AUTEUR Gauthier Kerros
dimanche 08 février 2026


La capitale des Hauts-de-France figure parmi les neuf villes candidates pour héberger cette agence stratégique. Une décision attendue fin février pourrait transformer durablement l'attractivité du territoire.

Face à l'explosion du commerce en ligne et la multiplication des trafics illicites, l'Union européenne franchit une étape majeure dans la modernisation de sa politique douanière. La création de l'Autorité douanière européenne, pilier d'une vaste réforme lancée sous présidence française en 2022, vise à renforcer la protection du marché intérieur tout en simplifiant les démarches pour les entreprises.

Cette nouvelle agence ne remplacera pas les douanes nationales, mais les épaulera en mutualisant l'analyse des risques à l'échelle continentale. Véritable « coffre-fort » du commerce international, elle gérera une plateforme européenne de données douanières et apportera un soutien concret en matière d'équipements, de formation et de méthodes de contrôle.

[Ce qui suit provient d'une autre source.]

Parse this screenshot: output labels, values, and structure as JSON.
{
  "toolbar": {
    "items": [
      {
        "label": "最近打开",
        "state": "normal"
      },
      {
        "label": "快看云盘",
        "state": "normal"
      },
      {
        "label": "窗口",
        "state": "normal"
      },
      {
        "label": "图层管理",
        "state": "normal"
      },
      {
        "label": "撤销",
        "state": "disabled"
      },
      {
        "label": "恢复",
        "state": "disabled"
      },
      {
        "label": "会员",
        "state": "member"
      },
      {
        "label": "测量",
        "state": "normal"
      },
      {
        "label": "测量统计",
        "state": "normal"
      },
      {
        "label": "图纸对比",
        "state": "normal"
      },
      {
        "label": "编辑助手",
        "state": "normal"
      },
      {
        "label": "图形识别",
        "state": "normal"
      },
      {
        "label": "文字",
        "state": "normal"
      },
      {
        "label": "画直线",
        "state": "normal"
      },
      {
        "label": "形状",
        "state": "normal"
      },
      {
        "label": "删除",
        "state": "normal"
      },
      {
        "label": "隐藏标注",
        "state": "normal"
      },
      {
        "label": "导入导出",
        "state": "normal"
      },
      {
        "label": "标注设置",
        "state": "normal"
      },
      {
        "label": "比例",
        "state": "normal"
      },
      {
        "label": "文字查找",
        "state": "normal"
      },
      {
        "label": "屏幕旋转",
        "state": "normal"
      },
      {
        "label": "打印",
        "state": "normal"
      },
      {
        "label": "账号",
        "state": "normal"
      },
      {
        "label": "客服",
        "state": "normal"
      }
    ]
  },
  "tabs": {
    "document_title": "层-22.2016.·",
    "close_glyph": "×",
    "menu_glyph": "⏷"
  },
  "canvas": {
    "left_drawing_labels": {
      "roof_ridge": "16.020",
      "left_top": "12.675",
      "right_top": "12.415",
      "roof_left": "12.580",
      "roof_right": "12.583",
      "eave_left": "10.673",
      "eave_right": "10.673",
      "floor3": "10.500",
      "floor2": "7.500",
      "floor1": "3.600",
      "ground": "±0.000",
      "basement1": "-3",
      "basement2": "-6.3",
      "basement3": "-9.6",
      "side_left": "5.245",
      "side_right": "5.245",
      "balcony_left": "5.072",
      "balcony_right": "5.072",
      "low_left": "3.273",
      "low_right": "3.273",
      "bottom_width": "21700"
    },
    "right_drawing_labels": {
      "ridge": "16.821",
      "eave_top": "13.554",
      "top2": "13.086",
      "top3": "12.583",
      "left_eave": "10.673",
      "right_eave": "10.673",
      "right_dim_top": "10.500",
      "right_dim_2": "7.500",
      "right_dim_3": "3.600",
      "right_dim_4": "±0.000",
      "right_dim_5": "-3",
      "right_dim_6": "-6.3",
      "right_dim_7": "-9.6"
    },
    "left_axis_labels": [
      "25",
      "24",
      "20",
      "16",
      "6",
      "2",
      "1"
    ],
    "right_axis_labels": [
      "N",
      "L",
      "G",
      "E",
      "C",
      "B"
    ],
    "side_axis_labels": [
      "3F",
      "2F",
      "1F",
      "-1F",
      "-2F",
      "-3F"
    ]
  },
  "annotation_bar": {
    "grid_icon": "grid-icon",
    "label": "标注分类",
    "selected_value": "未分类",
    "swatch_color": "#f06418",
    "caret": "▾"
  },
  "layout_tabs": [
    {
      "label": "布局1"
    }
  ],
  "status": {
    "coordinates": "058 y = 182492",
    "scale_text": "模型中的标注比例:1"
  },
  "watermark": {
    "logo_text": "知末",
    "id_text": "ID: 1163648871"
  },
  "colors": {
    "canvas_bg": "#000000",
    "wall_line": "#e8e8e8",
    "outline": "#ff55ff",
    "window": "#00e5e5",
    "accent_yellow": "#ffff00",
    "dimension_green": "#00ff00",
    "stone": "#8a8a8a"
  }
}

Un enjeu majeur pour les Hauts-de-France

Parmi les neuf villes en compétition – Varsovie, Porto, Rome, Zagreb, Bucarest, La Haye, Liège et Malaga –, Lille fait figure de candidate sérieuse. Xavier Bertrand, président LR du conseil régional, ne cache pas son enthousiasme : « L'impact est dingue. Lille et les Hauts-de-France vont devenir un vrai point de convergence de très nombreux responsables européens, politiques et chefs d'entreprise. »

L'enjeu dépasse le prestige institutionnel. Ce sont potentiellement 500 emplois européens à terme, avec 250 fonctionnaires dès l'installation, et autant de familles qui s'installeraient dans la métropole lilloise. Le tissu économique local s'est d'ailleurs largement mobilisé : 500 personnalités – élus, chefs d'entreprise, acteurs culturels, éducatifs et sportifs – affichent leur soutien.



Des atouts et un coup de pouce de l'Etat

Le dossier lillois présente des arguments solides : un bâtiment flambant neuf situé à proximité immédiate de la gare Lille-Flandres, déjà achevé et prêt à accueillir l'agence (photo ci-dessus), une école européenne agréée pour scolariser les enfants des fonctionnaires, ainsi qu'une position géographique stratégique avec une gare et un aéroport connectés à toute l'Europe.

L'État français mise gros sur cette candidature : 50 millions d'euros sont engagés pour financer neuf ans de loyer, plus les frais d'installation et d'aménagement du futur siège.

Le verdict imminent

Après avoir passé un oral la semaine dernière devant le Parlement européen, où la ministre Amélie de Montchalin et Xavier Bertrand ont porté le dossier français, les villes candidates attendent désormais le verdict. Entre le 25 et le 26 février, le Parlement européen et le Conseil des ministres de l'UE établiront chacun une liste restreinte des deux meilleures candidates. Si une seule ville figure sur les deux listes, elle sera automatiquement désignée. Sinon, le processus se poursuivra en mars pour départager les finalistes.